Like some people on the internet have said, this is like The Avengers: Endgame for old people, with all the callbacks you’d expect (the opening title card, Kenny Loggins’ Danger Zone, the volleyball game, that Great Balls Of Fire scene and more) done really well and with full respect by director Joseph Kosinski.

With the new Scream already gracing us in 2022, this has turned out to be a surprisingly good year for re-quels.

A scene from ‘Jurassic World: Dominion’. — Screen capture via YouTube/Universal Pictures
A scene from ‘Jurassic World: Dominion’. — Screen capture via YouTube/Universal Pictures

Jurassic World: Dominion

I loved Jurassic Park and The Lost World. They’re supreme examples of the kind of movie magic that only Hollywood can deliver.

Jurassic World was pretty awesome too, giving us hope that director Colin Trevorrow (only two films in, following the infectious Safety Not Guaranteed) might just be the heir to Steven Spielberg we’ve all been waiting for.

Sadly, judging from the wreckage that is Jurassic World: Dominion, we may have placed our bets too soon.

A total mess in terms of tone, the film’s first act was really promising, teasing the viewer into thinking that this might be a film exploring how dinosaurs and mankind can live together, and how the illegal trade may have resulted in dinosaurs (at least the non-apex predator kind) suffering fates that are not so different from exotic animals that are traded for consumption or to be kept as “pets.” I was really excited and surprisingly moved by this first act, thinking that I may have just stumbled upon a soulful and touching allegory on animal rights masquerading as a Jurassic World franchise movie, but as soon as the plot kicked into gear and the second and third acts arrived, precipitated by the kidnapping of Blue’s offspring and Maisie (the cloned child from Jurassic World: Fallen Kingdom), the movie went totally off the rails.

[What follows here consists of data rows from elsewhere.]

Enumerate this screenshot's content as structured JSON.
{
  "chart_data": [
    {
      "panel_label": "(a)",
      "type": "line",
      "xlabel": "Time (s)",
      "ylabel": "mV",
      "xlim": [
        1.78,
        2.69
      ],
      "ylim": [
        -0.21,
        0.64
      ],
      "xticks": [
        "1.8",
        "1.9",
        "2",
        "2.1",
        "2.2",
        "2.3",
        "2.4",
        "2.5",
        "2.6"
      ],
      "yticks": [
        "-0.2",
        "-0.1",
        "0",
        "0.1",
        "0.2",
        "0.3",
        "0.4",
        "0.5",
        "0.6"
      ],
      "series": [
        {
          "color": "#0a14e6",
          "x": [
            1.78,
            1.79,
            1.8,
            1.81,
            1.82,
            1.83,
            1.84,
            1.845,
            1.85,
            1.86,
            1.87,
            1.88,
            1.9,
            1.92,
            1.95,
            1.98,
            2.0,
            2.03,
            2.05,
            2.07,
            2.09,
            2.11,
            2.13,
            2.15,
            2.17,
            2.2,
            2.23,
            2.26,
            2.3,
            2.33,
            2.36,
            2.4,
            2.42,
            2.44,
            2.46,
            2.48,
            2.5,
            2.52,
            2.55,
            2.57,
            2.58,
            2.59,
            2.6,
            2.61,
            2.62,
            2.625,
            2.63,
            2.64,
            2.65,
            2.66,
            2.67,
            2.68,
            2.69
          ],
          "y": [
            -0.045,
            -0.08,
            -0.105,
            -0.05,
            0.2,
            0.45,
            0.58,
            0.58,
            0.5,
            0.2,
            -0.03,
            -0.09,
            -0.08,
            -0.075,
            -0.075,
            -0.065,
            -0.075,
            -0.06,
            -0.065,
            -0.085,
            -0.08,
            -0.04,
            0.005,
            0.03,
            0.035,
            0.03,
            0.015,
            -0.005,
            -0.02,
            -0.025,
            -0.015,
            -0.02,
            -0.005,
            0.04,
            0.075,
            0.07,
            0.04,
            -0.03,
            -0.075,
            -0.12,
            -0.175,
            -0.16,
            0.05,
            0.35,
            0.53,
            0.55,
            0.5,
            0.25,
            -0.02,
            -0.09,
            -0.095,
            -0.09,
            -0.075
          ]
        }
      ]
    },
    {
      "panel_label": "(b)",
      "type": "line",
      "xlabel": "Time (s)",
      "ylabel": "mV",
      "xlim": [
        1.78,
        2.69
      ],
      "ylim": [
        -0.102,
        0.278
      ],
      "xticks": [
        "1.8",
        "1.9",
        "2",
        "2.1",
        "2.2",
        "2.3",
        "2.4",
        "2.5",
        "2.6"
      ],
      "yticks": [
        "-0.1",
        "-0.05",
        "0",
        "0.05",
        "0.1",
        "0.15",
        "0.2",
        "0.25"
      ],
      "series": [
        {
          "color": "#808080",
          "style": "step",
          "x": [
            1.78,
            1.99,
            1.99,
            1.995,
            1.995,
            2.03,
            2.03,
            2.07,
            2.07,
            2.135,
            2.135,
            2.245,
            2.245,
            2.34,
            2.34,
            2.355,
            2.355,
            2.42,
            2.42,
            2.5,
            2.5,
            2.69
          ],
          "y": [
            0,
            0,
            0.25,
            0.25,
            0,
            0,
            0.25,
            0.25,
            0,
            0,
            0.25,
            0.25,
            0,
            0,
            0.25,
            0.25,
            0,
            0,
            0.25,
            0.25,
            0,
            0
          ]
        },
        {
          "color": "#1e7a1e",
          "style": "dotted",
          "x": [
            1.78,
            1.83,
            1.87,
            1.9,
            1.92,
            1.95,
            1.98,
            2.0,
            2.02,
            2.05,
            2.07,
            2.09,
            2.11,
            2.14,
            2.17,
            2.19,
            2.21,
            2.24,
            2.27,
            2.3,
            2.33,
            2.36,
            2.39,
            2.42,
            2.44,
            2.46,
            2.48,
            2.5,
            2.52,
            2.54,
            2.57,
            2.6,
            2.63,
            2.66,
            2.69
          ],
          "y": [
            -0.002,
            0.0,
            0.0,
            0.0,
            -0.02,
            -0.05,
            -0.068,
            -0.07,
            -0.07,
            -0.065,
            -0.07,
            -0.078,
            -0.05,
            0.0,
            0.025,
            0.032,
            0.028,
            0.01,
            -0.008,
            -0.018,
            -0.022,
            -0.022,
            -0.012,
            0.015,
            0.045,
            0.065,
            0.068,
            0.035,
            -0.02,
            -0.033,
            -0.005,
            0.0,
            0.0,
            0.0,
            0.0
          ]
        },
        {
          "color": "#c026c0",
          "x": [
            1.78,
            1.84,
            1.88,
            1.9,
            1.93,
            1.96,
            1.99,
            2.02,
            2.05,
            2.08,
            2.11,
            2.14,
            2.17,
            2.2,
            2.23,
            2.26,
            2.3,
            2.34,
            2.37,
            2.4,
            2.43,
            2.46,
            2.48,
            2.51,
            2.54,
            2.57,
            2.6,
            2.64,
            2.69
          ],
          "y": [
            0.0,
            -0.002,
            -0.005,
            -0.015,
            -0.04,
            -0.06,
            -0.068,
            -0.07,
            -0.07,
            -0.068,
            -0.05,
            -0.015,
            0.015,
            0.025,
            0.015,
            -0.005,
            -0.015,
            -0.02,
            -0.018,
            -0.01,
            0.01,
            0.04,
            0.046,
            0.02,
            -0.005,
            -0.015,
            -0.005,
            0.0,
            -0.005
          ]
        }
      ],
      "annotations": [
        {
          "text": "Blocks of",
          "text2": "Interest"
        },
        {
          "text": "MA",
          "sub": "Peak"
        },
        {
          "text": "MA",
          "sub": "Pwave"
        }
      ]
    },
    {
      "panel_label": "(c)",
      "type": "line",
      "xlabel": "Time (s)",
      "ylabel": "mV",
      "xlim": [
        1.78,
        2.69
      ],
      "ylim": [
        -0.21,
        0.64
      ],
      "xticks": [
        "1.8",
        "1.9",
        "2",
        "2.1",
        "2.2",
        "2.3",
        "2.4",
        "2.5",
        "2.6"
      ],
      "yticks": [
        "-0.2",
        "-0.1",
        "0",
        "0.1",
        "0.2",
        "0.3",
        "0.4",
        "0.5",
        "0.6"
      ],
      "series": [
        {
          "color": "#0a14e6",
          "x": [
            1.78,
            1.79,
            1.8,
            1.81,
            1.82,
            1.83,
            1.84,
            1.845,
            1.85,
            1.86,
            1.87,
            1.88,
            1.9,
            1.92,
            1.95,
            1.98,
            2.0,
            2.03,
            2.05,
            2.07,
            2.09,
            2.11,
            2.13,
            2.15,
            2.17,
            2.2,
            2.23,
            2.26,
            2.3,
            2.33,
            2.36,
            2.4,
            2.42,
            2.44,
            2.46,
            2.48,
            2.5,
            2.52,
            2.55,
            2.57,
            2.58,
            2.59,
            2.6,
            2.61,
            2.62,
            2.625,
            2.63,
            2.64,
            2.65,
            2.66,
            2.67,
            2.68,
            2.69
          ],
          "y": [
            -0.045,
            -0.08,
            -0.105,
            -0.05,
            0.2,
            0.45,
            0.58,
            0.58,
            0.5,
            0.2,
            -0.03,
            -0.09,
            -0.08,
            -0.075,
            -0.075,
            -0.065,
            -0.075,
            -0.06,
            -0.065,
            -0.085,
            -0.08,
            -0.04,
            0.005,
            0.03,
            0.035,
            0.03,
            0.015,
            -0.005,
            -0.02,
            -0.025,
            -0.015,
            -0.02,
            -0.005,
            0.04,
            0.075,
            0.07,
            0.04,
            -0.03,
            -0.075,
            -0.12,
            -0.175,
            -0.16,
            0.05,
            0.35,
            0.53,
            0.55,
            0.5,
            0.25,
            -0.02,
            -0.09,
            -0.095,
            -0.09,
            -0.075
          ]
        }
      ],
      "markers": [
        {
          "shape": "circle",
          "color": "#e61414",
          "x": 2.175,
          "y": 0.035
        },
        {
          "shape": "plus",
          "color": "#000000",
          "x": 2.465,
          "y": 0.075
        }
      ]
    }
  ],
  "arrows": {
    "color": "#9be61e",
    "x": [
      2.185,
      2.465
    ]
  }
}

It became nothing more than another Hollywood cash-grab, lining up one supposedly “exciting” action sequence after another, and piling on coincidences and frustratingly convenient plot movers like they’re Big Macs, and calling it a Jurassic World movie, hoping people wouldn’t notice.

Comfortably the worst film in the Jurassic Park and Jurassic World franchise, this is indifferent, cynical, by-the-numbers Hollywood tentpole filmmaking at its worst.

Approach at your own risk.

* This is the personal opinion of the columnist.